(I am loving the comments that have been made on my last few posts – many more and I'll have to start a forum…)
There comes a time in the life of every emergency worker when they start to suspect that they have become a psychopath. You find yourself losing empathy for your patients, they become yet another body moving through the conveyor belt of treatment and audit. They become speed-bumps on the much more important task of meeting the targets set by our governmental over-masters.
(See, ORCON, 4 Hour A&E Breach targets, Caesarian birth targets, Police detection rates and whatever the fireservice are measured on).
You find yourself going home and not worrying about your patients – this is where TV dramas have it wrong, we don't tend to have nervous breakdowns, we just slowly become unfeeling bastards.

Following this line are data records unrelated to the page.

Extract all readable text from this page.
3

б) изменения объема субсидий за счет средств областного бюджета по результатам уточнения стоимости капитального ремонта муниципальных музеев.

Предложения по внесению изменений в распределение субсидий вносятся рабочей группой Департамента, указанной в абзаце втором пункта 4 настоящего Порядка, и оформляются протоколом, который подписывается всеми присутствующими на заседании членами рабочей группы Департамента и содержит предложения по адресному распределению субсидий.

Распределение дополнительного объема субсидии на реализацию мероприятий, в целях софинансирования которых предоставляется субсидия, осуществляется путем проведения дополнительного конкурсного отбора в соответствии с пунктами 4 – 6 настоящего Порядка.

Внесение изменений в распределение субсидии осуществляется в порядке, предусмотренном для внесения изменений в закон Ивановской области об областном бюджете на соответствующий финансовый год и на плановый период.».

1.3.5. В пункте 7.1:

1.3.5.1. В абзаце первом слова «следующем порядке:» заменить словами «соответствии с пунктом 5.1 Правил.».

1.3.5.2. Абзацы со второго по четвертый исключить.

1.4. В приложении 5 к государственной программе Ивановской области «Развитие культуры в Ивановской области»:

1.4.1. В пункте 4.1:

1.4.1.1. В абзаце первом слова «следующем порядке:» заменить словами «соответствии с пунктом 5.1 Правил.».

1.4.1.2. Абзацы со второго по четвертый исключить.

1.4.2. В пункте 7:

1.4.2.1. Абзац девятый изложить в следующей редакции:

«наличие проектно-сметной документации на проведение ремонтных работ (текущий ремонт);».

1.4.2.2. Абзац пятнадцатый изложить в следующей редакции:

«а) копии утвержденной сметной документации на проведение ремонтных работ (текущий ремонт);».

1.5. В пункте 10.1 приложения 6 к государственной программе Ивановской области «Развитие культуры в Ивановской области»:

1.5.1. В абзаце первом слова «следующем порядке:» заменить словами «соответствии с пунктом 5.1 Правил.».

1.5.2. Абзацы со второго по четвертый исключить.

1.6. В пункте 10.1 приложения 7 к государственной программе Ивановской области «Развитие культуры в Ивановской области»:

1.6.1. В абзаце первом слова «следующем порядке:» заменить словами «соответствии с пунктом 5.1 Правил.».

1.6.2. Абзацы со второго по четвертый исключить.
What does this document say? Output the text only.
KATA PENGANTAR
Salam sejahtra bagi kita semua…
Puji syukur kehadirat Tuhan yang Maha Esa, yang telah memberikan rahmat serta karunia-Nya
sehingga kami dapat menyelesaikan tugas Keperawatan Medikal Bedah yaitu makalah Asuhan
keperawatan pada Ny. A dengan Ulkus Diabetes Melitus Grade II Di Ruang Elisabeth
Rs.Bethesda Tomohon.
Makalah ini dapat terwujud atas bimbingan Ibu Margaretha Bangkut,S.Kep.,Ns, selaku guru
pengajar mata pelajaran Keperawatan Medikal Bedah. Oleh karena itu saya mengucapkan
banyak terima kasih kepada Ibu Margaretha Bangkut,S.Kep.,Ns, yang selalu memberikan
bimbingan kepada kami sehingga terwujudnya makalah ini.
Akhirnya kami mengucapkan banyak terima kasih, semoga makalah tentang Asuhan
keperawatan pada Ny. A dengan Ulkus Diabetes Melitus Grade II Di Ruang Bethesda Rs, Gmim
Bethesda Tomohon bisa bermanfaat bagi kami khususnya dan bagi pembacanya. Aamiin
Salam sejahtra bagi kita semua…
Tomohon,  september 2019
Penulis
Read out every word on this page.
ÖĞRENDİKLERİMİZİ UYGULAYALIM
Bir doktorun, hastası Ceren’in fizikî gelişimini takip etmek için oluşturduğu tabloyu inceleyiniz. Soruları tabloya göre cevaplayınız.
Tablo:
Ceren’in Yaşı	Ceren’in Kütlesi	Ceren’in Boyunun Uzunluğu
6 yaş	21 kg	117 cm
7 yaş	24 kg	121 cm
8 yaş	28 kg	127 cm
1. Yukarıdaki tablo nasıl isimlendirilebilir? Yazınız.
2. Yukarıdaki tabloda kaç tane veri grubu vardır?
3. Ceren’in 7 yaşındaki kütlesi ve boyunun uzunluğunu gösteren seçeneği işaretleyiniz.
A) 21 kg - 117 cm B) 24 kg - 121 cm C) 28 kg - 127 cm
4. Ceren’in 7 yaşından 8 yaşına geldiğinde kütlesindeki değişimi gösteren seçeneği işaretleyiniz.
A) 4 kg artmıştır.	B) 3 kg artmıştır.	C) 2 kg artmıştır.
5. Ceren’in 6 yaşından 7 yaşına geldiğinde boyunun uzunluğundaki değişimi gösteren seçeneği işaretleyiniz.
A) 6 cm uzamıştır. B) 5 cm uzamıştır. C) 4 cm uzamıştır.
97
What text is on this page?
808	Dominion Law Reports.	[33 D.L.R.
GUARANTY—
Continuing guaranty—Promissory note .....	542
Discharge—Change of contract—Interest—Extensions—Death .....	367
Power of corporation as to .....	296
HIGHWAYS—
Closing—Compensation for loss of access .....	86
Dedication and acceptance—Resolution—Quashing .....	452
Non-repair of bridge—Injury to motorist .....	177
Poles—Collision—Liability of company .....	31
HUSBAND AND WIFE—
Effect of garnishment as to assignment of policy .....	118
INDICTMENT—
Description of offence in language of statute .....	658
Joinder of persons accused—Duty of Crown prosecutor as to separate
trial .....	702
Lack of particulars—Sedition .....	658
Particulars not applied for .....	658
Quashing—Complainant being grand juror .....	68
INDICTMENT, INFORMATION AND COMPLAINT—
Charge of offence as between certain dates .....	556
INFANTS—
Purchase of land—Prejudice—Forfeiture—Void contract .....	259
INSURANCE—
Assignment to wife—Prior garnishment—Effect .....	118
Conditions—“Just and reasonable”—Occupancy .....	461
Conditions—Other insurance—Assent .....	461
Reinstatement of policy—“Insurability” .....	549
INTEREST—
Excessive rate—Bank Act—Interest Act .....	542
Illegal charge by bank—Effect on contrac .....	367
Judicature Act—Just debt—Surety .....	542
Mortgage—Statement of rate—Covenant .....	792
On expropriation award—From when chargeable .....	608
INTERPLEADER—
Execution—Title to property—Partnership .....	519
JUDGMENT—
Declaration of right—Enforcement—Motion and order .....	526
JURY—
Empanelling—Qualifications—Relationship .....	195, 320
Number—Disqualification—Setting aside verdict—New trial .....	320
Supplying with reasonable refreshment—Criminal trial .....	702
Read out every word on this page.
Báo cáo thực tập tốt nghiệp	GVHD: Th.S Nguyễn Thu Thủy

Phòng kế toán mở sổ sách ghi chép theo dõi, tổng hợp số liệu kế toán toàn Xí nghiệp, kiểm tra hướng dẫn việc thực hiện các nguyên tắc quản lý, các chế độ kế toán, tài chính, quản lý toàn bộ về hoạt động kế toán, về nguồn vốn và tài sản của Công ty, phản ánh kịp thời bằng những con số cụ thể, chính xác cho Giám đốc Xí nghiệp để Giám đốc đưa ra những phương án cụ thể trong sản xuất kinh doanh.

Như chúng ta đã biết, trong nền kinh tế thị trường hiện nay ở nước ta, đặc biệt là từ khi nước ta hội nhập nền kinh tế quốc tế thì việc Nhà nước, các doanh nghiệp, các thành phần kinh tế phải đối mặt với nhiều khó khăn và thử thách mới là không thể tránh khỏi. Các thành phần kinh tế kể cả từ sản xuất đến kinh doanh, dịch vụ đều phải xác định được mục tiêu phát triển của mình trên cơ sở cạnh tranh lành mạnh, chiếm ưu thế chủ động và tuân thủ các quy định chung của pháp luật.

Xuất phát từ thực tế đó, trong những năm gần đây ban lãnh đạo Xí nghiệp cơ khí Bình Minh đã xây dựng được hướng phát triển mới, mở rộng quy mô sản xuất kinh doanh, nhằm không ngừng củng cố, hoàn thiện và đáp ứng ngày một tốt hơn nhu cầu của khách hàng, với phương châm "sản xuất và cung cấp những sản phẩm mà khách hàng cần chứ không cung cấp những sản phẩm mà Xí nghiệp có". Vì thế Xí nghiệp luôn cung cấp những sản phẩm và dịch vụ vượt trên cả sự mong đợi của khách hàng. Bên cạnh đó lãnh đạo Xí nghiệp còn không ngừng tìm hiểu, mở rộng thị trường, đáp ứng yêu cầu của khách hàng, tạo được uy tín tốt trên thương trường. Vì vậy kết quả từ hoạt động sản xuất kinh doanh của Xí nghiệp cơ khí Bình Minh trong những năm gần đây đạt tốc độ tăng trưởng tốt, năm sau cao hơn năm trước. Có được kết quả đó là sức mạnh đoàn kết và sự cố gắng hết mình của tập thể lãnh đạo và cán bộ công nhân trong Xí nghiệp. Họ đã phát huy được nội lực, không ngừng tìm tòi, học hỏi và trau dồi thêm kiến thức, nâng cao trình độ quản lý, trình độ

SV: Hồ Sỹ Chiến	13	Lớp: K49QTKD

And then you get a job that nearly moves you to tears. And you hang onto it, because it reminds you that you are still human.
Mine was a lovely elderly lady. She's 93 years old, lives alone in her spotless flat and has no health problems to speak of. She often pops down the shops for her food, and yesterday was going to have a look to see if she could find a coat for winter.
We were called to her because she'd 'fallen over'.
What had actually happened was that some scummy bastard had mugged her – grabbing her handbag and knocked her to the ground. She's 93 years old, small enough to be put in your pocket and some 'man' had picked her as an easy target.
Luckily she wasn't seriously injured, but she was a bit shaken up. So we took her to hospital for a check up and, as I sit in the back of the ambulance talking to her, I'm having to fight back the tears that are making my eyes moist. I feel so sorry for her, I just want to snatch her up and give her a cuddle.
Then I want to hunt down the fucker that did this to her and remove his teeth one-by-one.
While I booked her into the hospital my crewmate made her a cup of tea, in the circumstances it's the best we could do. It's incredibly unlikely that the police will catch her attacker as she wasn't able to give a good description of the mugger.
She tells me that this is the second time she has been mugged, but “didn't want to make a fuss and get anyone in trouble”.
My feelings go between sadness for what has happened to this inoffensive, polite, lovely woman and utter burning hatred in my gut for the scum that did this.
I once went to a 'patient' that admitted mugging people to maintain her Temazepam habit, and I sat there listening to her as she made herself out to be a victim.
I suspect that I would not be so calm if I had to pick that patient up again. And yet we must, otherwise we would be 'in trouble'. We can't let our feelings affect the way we treat people. But just once in a while it would be nice.
And yet, as I type this, sad and angry, I'm thankful that at least I'm feeling something.